Rob Gilroy: Making A Stand #16
Today I want to talk about driving.
Not in a Jeremy Clarkson sense; I’m not going to make some largely generalised comments about different nationalities and pass it off as ‘irony’. Nor am I going to sit in the front seat of a Citroen AX and complain about the tacky gunmetal-grey interior or the poor handling of it’s unruly gear knob. I’m just going to talk about driving.
The Beatles, once sang; “Baby, you can drive my car”. And it’s understandable that they should be so keen to foist this responsibility onto their child.

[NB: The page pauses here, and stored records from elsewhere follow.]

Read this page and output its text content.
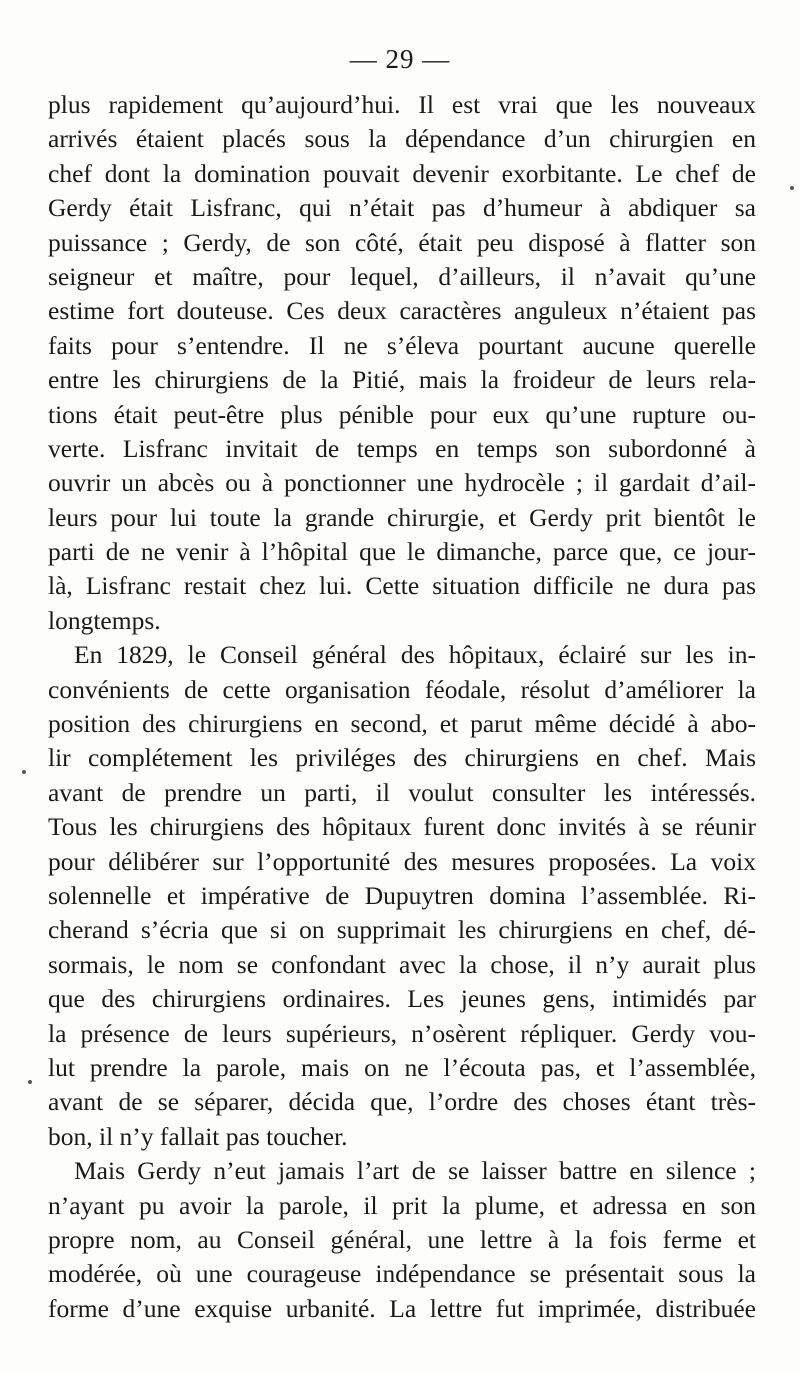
— 29 —

plus rapidement qu’aujourd’hui. Il est vrai que les nouveaux
arrivés étaient placés sous la dépendance d’un chirurgien en
chef dont la domination pouvait devenir exorbitante. Le chef de
Gerdy était Lisfranc, qui n’était pas d’humeur à abdiquer sa
puissance ; Gerdy, de son côté, était peu disposé à flatter son
seigneur et maître, pour lequel, d’ailleurs, il n’avait qu’une
estime fort douteuse. Ces deux caractères anguleux n’étaient pas
faits pour s’entendre. Il ne s’éleva pourtant aucune querelle
entre les chirurgiens de la Pitié, mais la froideur de leurs rela-
tions était peut-être plus pénible pour eux qu’une rupture ou-
verte. Lisfranc invitait de temps en temps son subordonné à
ouvrir un abcès ou à ponctionner une hydrocèle ; il gardait d’ail-
leurs pour lui toute la grande chirurgie, et Gerdy prit bientôt le
parti de ne venir à l’hôpital que le dimanche, parce que, ce jour-
là, Lisfranc restait chez lui. Cette situation difficile ne dura pas
longtemps.

En 1829, le Conseil général des hôpitaux, éclairé sur les in-
convénients de cette organisation féodale, résolut d’améliorer la
position des chirurgiens en second, et parut même décidé à abo-
lir complétement les priviléges des chirurgiens en chef. Mais
avant de prendre un parti, il voulut consulter les intéressés.
Tous les chirurgiens des hôpitaux furent donc invités à se réunir
pour délibérer sur l’opportunité des mesures proposées. La voix
solennelle et impérative de Dupuytren domina l’assemblée. Ri-
cherand s’écria que si on supprimait les chirurgiens en chef, dé-
sormais, le nom se confondant avec la chose, il n’y aurait plus
que des chirurgiens ordinaires. Les jeunes gens, intimidés par
la présence de leurs supérieurs, n’osèrent répliquer. Gerdy vou-
lut prendre la parole, mais on ne l’écouta pas, et l’assemblée,
avant de se séparer, décida que, l’ordre des choses étant très-
bon, il n’y fallait pas toucher.

Mais Gerdy n’eut jamais l’art de se laisser battre en silence ;
n’ayant pu avoir la parole, il prit la plume, et adressa en son
propre nom, au Conseil général, une lettre à la fois ferme et
modérée, où une courageuse indépendance se présentait sous la
forme d’une exquise urbanité. La lettre fut imprimée, distribuée
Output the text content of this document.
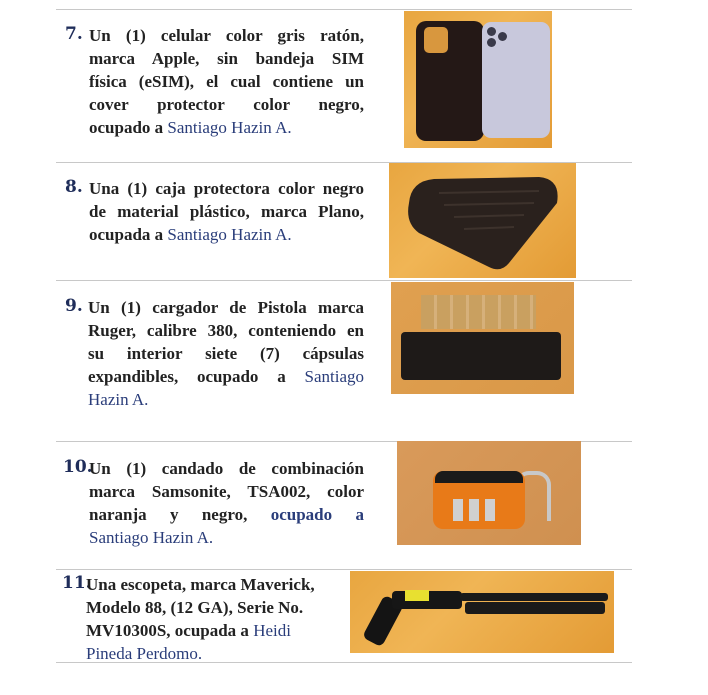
7. Un (1) celular color gris ratón,
marca Apple, sin bandeja SIM
física (eSIM), el cual contiene un
cover protector color negro,
ocupado a Santiago Hazin A.
8. Una (1) caja protectora color negro
de material plástico, marca Plano,
ocupada a Santiago Hazin A.
9. Un (1) cargador de Pistola marca
Ruger, calibre 380, conteniendo en
su interior siete (7) cápsulas
expandibles, ocupado a Santiago
Hazin A.
10.
Un (1) candado de combinación
marca Samsonite, TSA002, color
naranja y negro, ocupado a
Santiago Hazin A.
11.
Una escopeta, marca Maverick,
Modelo 88, (12 GA), Serie No.
MV10300S, ocupada a Heidi
Pineda Perdomo.
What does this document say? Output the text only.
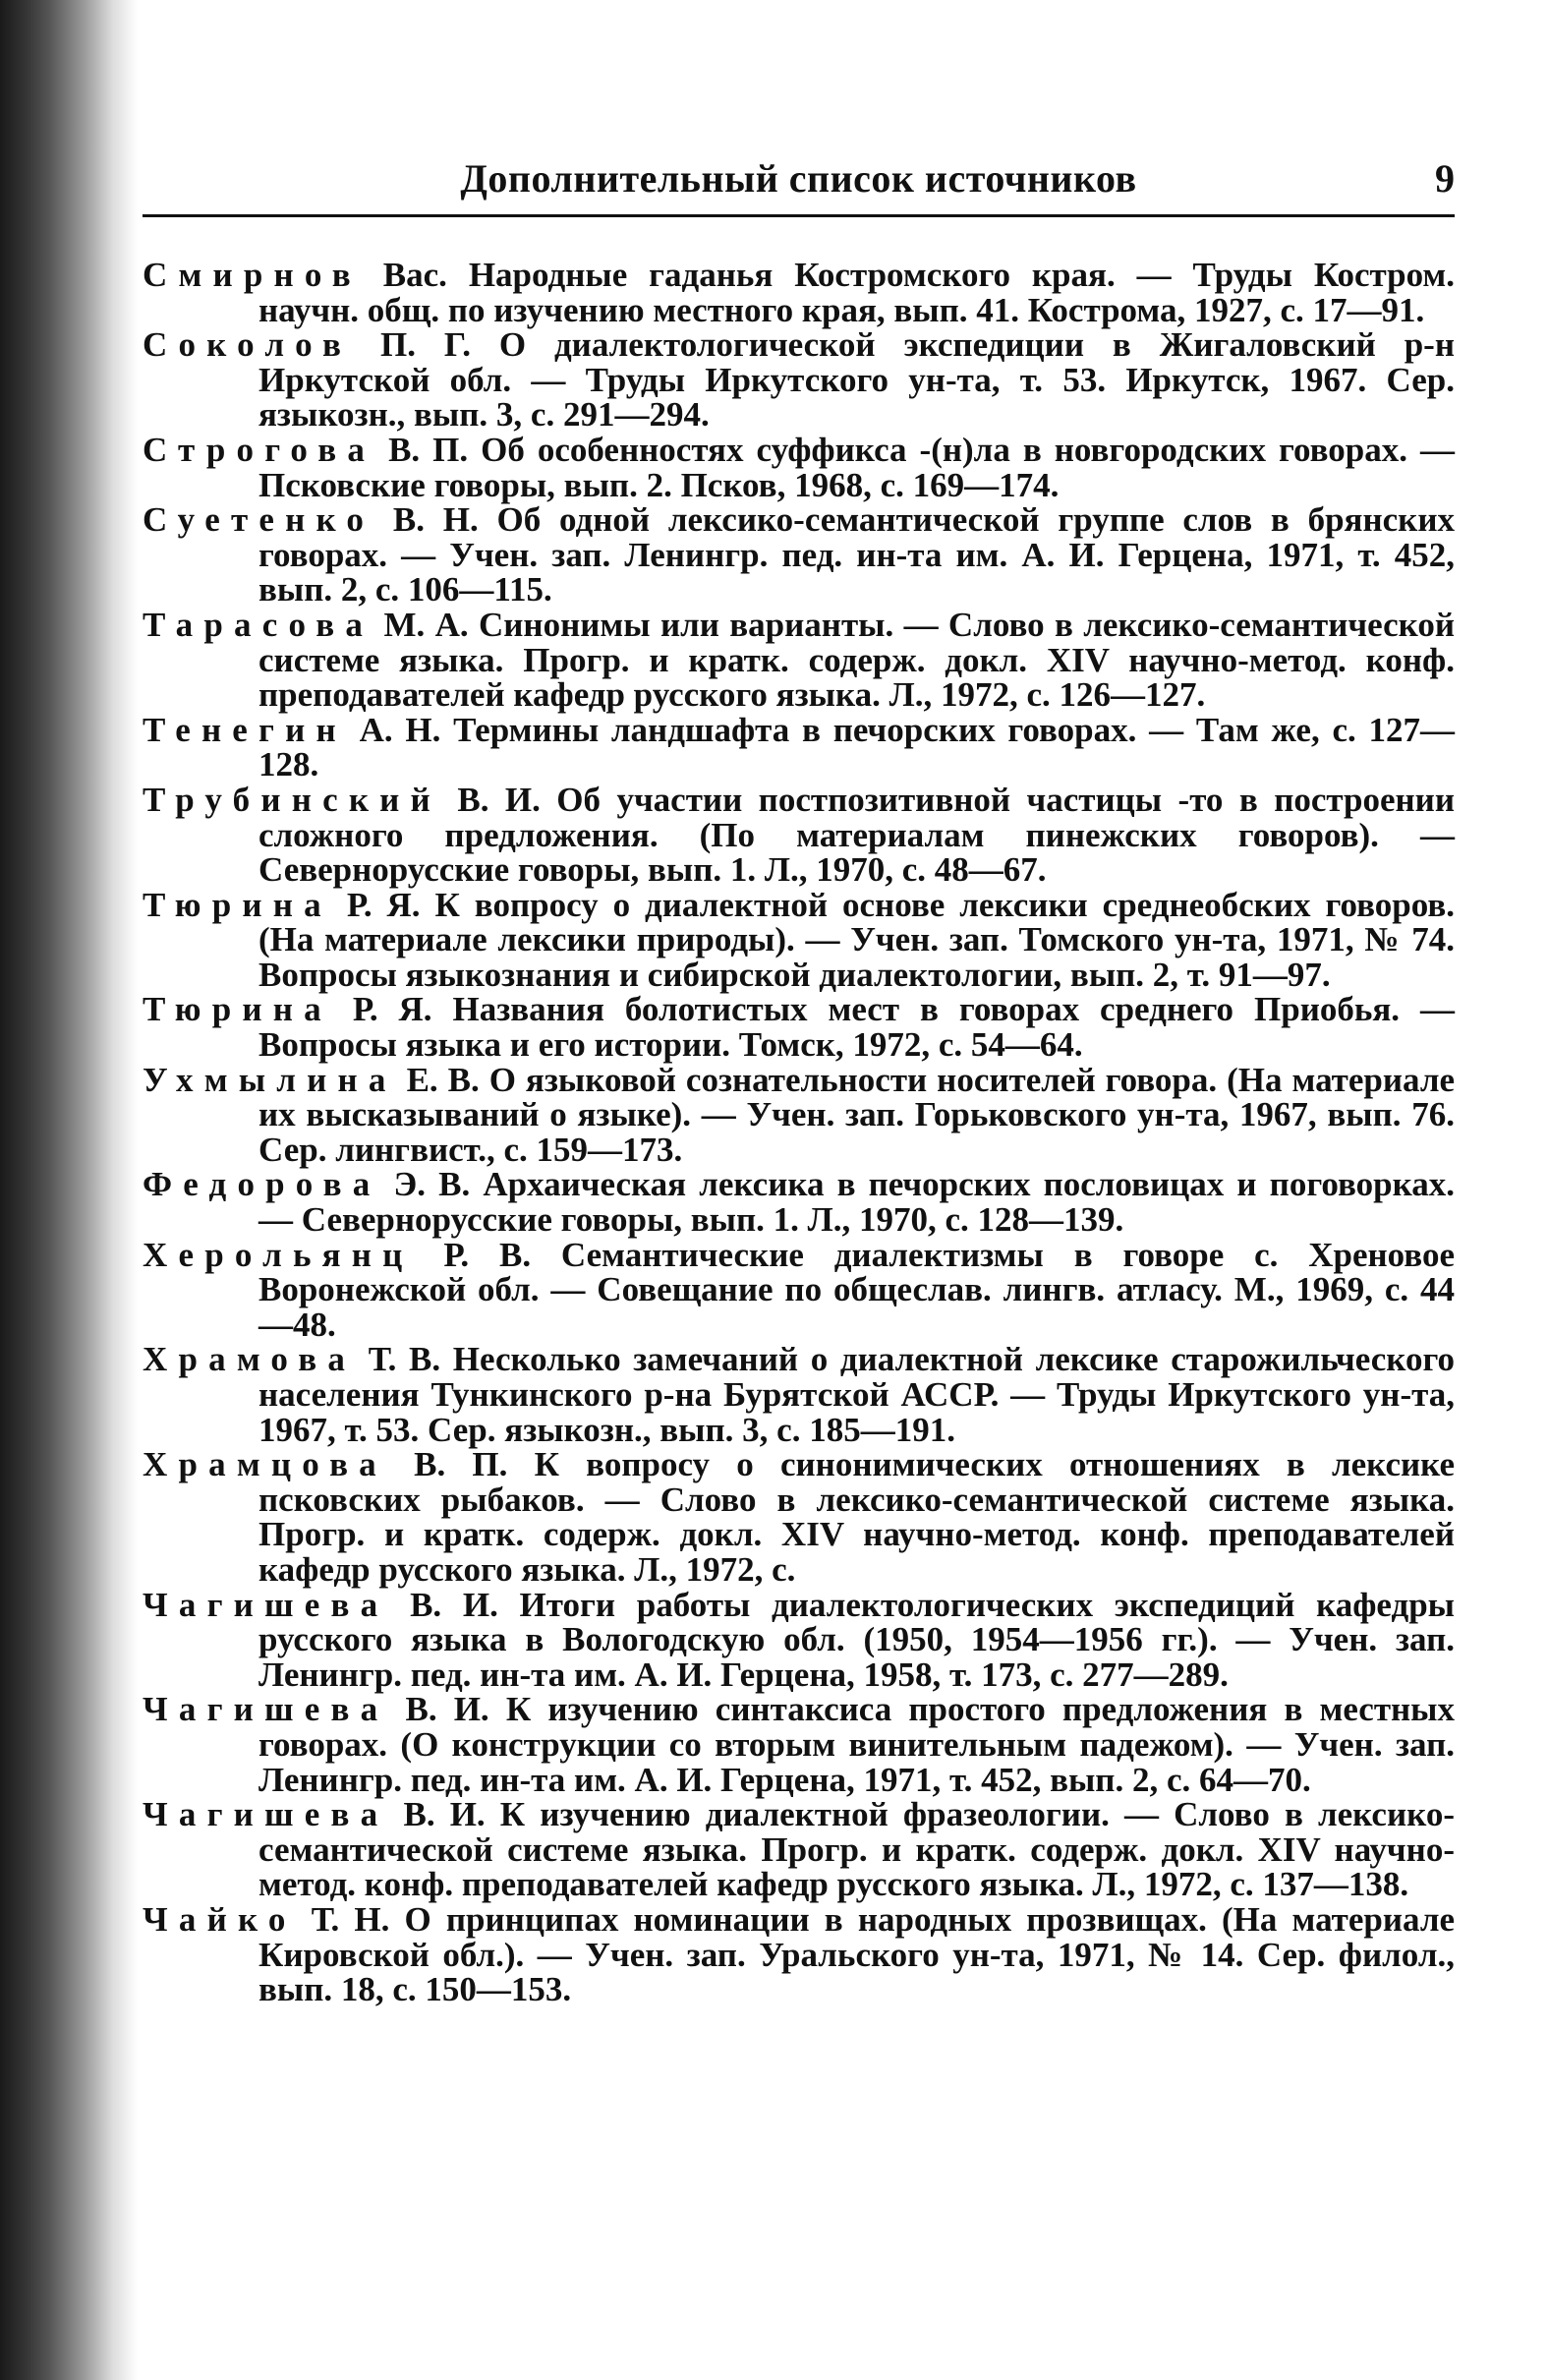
Дополнительный список источников	9
Смирнов Вас. Народные гаданья Костромского края. — Труды Костром. научн. общ. по изучению местного края, вып. 41. Кострома, 1927, с. 17—91.
Соколов П. Г. О диалектологической экспедиции в Жигаловский р-н Иркутской обл. — Труды Иркутского ун-та, т. 53. Иркутск, 1967. Сер. языкозн., вып. 3, с. 291—294.
Строгова В. П. Об особенностях суффикса -(н)ла в новгородских говорах. — Псковские говоры, вып. 2. Псков, 1968, с. 169—174.
Суетенко В. Н. Об одной лексико-семантической группе слов в брянских говорах. — Учен. зап. Ленингр. пед. ин-та им. А. И. Герцена, 1971, т. 452, вып. 2, с. 106—115.
Тарасова М. А. Синонимы или варианты. — Слово в лексико-семантической системе языка. Прогр. и кратк. содерж. докл. XIV научно-метод. конф. преподавателей кафедр русского языка. Л., 1972, с. 126—127.
Тенегин А. Н. Термины ландшафта в печорских говорах. — Там же, с. 127—128.
Трубинский В. И. Об участии постпозитивной частицы -то в построении сложного предложения. (По материалам пинежских говоров). — Севернорусские говоры, вып. 1. Л., 1970, с. 48—67.
Тюрина Р. Я. К вопросу о диалектной основе лексики среднеобских говоров. (На материале лексики природы). — Учен. зап. Томского ун-та, 1971, № 74. Вопросы языкознания и сибирской диалектологии, вып. 2, т. 91—97.
Тюрина Р. Я. Названия болотистых мест в говорах среднего Приобья. — Вопросы языка и его истории. Томск, 1972, с. 54—64.
Ухмылина Е. В. О языковой сознательности носителей говора. (На материале их высказываний о языке). — Учен. зап. Горьковского ун-та, 1967, вып. 76. Сер. лингвист., с. 159—173.
Федорова Э. В. Архаическая лексика в печорских пословицах и поговорках. — Севернорусские говоры, вып. 1. Л., 1970, с. 128—139.
Херольянц Р. В. Семантические диалектизмы в говоре с. Хреновое Воронежской обл. — Совещание по общеслав. лингв. атласу. М., 1969, с. 44—48.
Храмова Т. В. Несколько замечаний о диалектной лексике старожильческого населения Тункинского р-на Бурятской АССР. — Труды Иркутского ун-та, 1967, т. 53. Сер. языкозн., вып. 3, с. 185—191.
Храмцова В. П. К вопросу о синонимических отношениях в лексике псковских рыбаков. — Слово в лексико-семантической системе языка. Прогр. и кратк. содерж. докл. XIV научно-метод. конф. преподавателей кафедр русского языка. Л., 1972, с.
Чагишева В. И. Итоги работы диалектологических экспедиций кафедры русского языка в Вологодскую обл. (1950, 1954—1956 гг.). — Учен. зап. Ленингр. пед. ин-та им. А. И. Герцена, 1958, т. 173, с. 277—289.
Чагишева В. И. К изучению синтаксиса простого предложения в местных говорах. (О конструкции со вторым винительным падежом). — Учен. зап. Ленингр. пед. ин-та им. А. И. Герцена, 1971, т. 452, вып. 2, с. 64—70.
Чагишева В. И. К изучению диалектной фразеологии. — Слово в лексико-семантической системе языка. Прогр. и кратк. содерж. докл. XIV научно-метод. конф. преподавателей кафедр русского языка. Л., 1972, с. 137—138.
Чайко Т. Н. О принципах номинации в народных прозвищах. (На материале Кировской обл.). — Учен. зап. Уральского ун-та, 1971, № 14. Сер. филол., вып. 18, с. 150—153.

Being a comedian, a large part of my “job” is driving – driving to gigs, driving from gigs and driving to and from gigs that I’m not performing at, in the vain hope that someone will pity me and stick me on stage. (It never works.)
I’ll tell you something about driving; I hate it. Hate it. Every time I sit in that cockpit – and it is a cockpit – I’m transported back to those iconic Beatles lyrics, and wish that I too, had a baby to whom I could hand over the keys. But I don’t. “Beep, beep, beep, beep, yeah!” the Fab Four sing, mentally mocking me. We can only assume that their baby-of-choice was of a legal driving age.
My relationship with driving has always been a bit of a struggle, ever since I took lessons. I’m not saying I was a bad driver, but nerves overtook me in a way I cannot explain.
I was once driving across a bridge and was so terrified of moving to the outside lane, I thought the safest option would be to plunge 200ft into icy cold water. I still maintain to this day that if my instructor hadn’t grabbed the wheel at the last possible moment then we would have been fine.
I’m sure the car would have turned into a boat eventually – if it worked for Chitty (Chitty, Bang, Bang) then it could work with my instructor’s Renault Clio. Alas we will never know, because he refused to teach me after that. Hardly Dead Poet Society, is it?
I never had any inclination to drive, it didn’t interest me. While other little boys were playing with their toy cars and Scalextric, I was distributing tickets and parking fines to the ones that were badly parked. I had more important things going on in my life – like comedy.
When I reached 17 I was more concerned with the power of inflections and speech patterns in a Two Ronnies’ sketch. OK, I didn’t have friends, but I didn’t have to buy a tax disc either. I only learnt to drive because I was guaranteed that any car would be a ‘pussy wagon’. I had no idea what this meant, but I later found out the bloke who told me that, was fired by the RSPCA for smuggling kittens.
So, imagine my dismay, when I realised that my enthusiasm for comedy had led me to here – spending my evenings driving up and down the country. Now that’s irony, Mr. Clarkson. (At least, I think it is. It might not be.) My feelings towards driving to gigs, ebb and flow like a particularly complex episode of JAG.
Sometimes, I begin to settle into my role as the travelling vagabond, plying his comic wears around the country – I grab a bag of Haribo Starmix, tune the jukebox to Radio 2, turn the air-con up to 3 or 4 (depending on current weather conditions) and hit the open road.
However, this dream never lasts long. I’ll be belting out the lyrics to a Joan Armatrading classic, when I miss a turning, or veer into two lanes of traffic because I’ve been doing dance moves again. And all at once; my confidence is gone, Janice Long has been turned down and I’m clinging onto the wheel with both hands, crawling along at a gentle 12mph.
“Megabus!” You’re probably shouting at me – “Megabus”. But it’s not that simple; I’m afraid. I’ve tried gigging by public transport but it turns every gig into a hybrid of Planes, Trains and Automobiles and 24. I find that no sooner have I minded the gap, than I’m already planning my return journey.
If you’re new to an area or a club then you have to allow 20-30 minutes to find the bugger, and the same again for retracing your steps. Once you’ve factored those in, you need to add another hour on for delays or cancellations.
By the time you’ve added it all up, it leaves you with 7 minutes of stage time, and when you’re performing a tight 15, you can’t get much tighter than that. While people are wiping the excess saliva off their bottom lip after my performance, I’m already back at Nottingham station having my ticket perforated.
I could always hire a chauffeur, I suppose. But then you’re into the awkward situation of having to pay a man who’s worked harder than you have, and I don’t fancy that.
I guess I’m stuck with driving; stuck with clinging to the middle lane, while waving people past and crying; stuck with trying to appear casual, while desperately unscrewing a petrol cap; stuck with endless nights at Woodall services. There’s nothing I can do about it, apart from quitting comedy and I’m in no hurry to do that.
Unless of course BP up the price of Haribo again, in which case I might have to seriously reconsider.